White House budget director Russ Vought told reporters after a closed-door lunch meeting with Republican senators that he didn’t want to get “too far ahead” of discussions, but that his office was working with GOP senators to ensure certain local broadcast stations “have the opportunity to continue to do their early warning system and local reporting.”

Maine’s Collins wants more details

Senate Appropriations Chairwoman Collins, who voiced reservations about several of the rescissions during a June hearing, said preserving full funding for PEPFAR represented “progress.”

But Collins said a few hours before the vote she still wants more details from the White House budget office about the exact source of the other $9 billion in cuts to previously approved spending.

“One of the issues, which I raised at lunch, is the total is still $9 billion and it’s unclear to me how you get to $9 billion, because he’s listed a number of programs he wants to, quote, protect,” Collins said, referring to Vought. “So we still have the problem of not having detailed account information from OMB.”

Collins, R-Maine, then held up a printed version of the 1992 rescissions request that President George H.W. Bush sent Congress, which she said was “extremely detailed” and listed each account.

“I would contrast that to the message that we got for this rescission, which just has a paragraph and doesn’t tell you how it’s broken down in each program,” Collins said, adding she’s still “considering the options.”

The Senate’s procedural vote began a maximum of 10 hours of debate that will be followed by a marathon amendment voting session that could rework the bill.
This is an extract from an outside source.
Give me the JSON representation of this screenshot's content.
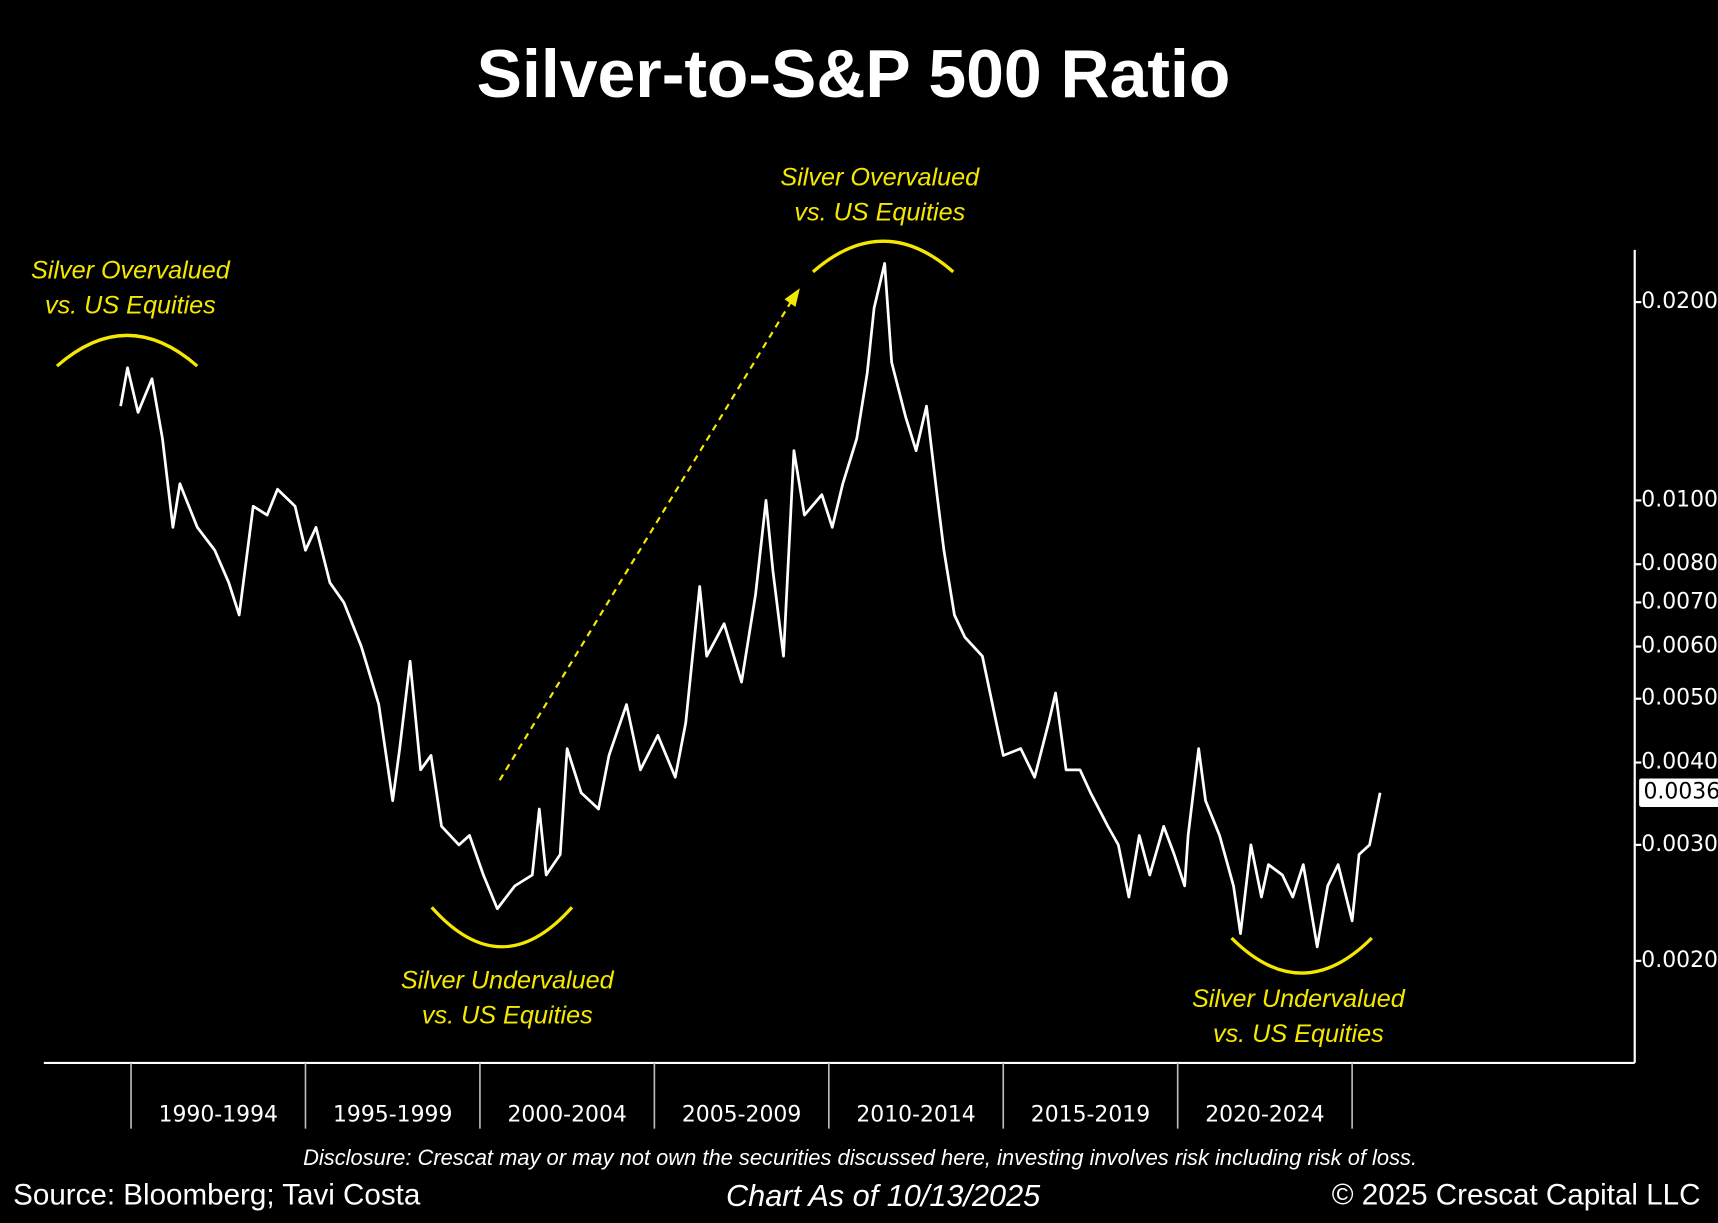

A final passage vote could take place as soon as Wednesday.

Trump expected to send more requests

The House approved the legislation in June, but the measure will have to go back across the Capitol for a final vote since the Senate is expected to make changes.

The effort to cancel funding that Congress previously approved in bipartisan government funding bills began last month when the Trump administration sent Congress this rescission request.

The initiative, led by White House budget director Vought, is part of Republicans’ ongoing efforts to reduce federal spending, which totaled $6.8 trillion during the last full fiscal year.

Vought expects to send lawmakers additional rescissions proposals in the months ahead, though he hasn’t said publicly when or what funding he’ll request Congress eliminate.

Once the White House submits a rescission request, it can legally freeze funding on those accounts for 45 days while Congress debates whether to approve, amend, or ignore the proposal.

Johnson slams funding for public media

House Speaker Mike Johnson, R-La., said during a press conference before the PEPFAR removal was announced that he hoped the Senate didn’t change the bill at all.

“I’ve urged them, as I always do, to please keep the product unamended because we have a narrow margin and we’ve got to pass it,” Johnson said. “But we’re going to process whatever they send us whenever they send (it to) us and I’m hopeful that it will be soon.”

Johnson said canceling the previously approved funding on some foreign aid programs and the Corporation for Public Broadcasting represented “low-hanging fruit.”

Federal funding for public media, Johnson said, embodied a “misuse of taxpayer dollars” on organizations that produce “biased reporting.”

“While at its origination NPR and PBS might have made some sense, and maybe it does now,” Johnson said. “But it shouldn’t be subsidized by taxpayers.”

Trump has also sought to encourage Republican senators to pass the bill without making any significant changes.

“It is very important that all Republicans adhere to my Recissions Bill and, in particular, DEFUND THE CORPORATION FOR PUBLIC BROADCASTING (PBS and NPR), which is worse than CNN & MSDNC put together,” Trump wrote on social media last week. “Any Republican that votes to allow this monstrosity to continue broadcasting will not have my support or Endorsement. Thank you for your attention to this matter!”